A thing I probably haven’t thought enough about is, “how much this will impact your rate of copper ingestion, and is that very bad?” My guess is that this is less important than the effects on infectious disease; it seems like it would need to increase your copper consumption by 100x in order to produce major negative health effects (https://www.atsdr.cdc.gov/toxprofiles/tp132-c2.pdf). I may try to be virtuous and do a fermi on this later but also I’d welcome someone else trying to do it.
Edited to add:
The most obvious effect of having too much copper is gastrointestinal distress. So if you try this and have stomach problems, maybe stop.
A bit more copper might actually be a good idea for people who also take zinc (see the zinc thread elsewhere in this post) as the body needs to keep both of these in some balance.

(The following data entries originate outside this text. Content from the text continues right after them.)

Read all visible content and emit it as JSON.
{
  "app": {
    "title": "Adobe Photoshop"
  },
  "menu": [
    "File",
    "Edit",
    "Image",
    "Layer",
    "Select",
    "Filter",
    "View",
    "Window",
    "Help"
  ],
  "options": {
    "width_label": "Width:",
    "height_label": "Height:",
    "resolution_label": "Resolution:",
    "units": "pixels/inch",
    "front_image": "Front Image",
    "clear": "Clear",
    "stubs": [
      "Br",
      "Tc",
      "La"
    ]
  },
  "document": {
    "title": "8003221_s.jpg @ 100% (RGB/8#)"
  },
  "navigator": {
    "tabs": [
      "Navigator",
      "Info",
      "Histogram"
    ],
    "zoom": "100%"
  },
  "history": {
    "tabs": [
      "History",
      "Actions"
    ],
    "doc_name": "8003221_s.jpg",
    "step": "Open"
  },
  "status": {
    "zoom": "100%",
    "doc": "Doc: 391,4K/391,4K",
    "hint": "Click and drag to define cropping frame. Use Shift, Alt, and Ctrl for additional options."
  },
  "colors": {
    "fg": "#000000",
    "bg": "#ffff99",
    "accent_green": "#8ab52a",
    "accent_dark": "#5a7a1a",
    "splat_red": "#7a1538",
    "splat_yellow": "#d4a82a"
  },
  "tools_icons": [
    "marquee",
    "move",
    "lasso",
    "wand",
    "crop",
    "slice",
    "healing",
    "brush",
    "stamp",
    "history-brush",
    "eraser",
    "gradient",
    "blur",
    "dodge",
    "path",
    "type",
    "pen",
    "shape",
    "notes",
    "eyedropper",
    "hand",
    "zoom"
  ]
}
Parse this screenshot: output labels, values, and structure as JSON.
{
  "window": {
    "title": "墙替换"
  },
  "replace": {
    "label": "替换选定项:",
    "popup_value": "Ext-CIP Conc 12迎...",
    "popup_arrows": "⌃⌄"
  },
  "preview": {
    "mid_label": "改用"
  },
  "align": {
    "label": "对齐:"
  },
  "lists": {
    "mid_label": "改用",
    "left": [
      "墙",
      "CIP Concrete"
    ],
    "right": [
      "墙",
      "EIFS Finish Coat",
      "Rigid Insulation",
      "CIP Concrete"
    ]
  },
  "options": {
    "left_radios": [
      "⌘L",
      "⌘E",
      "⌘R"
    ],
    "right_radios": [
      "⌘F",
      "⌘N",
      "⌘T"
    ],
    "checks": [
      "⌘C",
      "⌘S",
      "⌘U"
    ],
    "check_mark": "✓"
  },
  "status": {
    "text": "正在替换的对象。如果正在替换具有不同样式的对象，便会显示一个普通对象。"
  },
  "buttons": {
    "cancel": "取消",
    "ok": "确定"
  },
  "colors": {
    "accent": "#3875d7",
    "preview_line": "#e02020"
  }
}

Dangerous levels of copper seem highly unlikely just from touching but you should probably avoid lining your pots and pans:
https://en.wikipedia.org/wiki/Copper_toxicity
The halo effect (section on wikipedia) didn’t seem to me to be about ions… I figured it was just like how if we’re nearby & I’m less likely to get sick, then you’re less likely to get sick, separate from my sickness having any effect on your immunity.
Yeah, you’re right that I imputed a particular mechanism that isn’t supported by the Wikipedia page—thanks for pointing that out. I do still think that the ions-getting-on-things mechanism is part of the story, mostly because the reduction sizes are really large. This could indicate either (a) that most microbes end up on surfaces first via touch surfaces, and spread from there, or (b) that copper ends up on nearby surfaces. Or some of both.
In this particular case, though, I think it’s quite likely (because I’ve seen my hands turn a bit blue) that in fact copper and copper oxides are getting on my hands as a result of the tape.
I would much rather rinse a mobile phone regularly if it is water-proof (an increasing number is!) than use copper tape, although I would not use soap on the screen, to preserve its oleophobic properties; alternatively, if I were in a very susceptible group or if the virus were much more dangerous to me, I would find it more effective to put the phone in a plastic bag and either exchange it often or wash it as often as my own hands.
The thought process here is that copper tape cannot be applied to screens, which can end up very close to faces, but washing with soap is effective.
It is possible to both rinse your phone and put copper tape on it.
Another cost is that my hands smell like copper now.
Maybe we should put copper on our hand sanitizer bottles. But does it take effect quickly enough to matter here?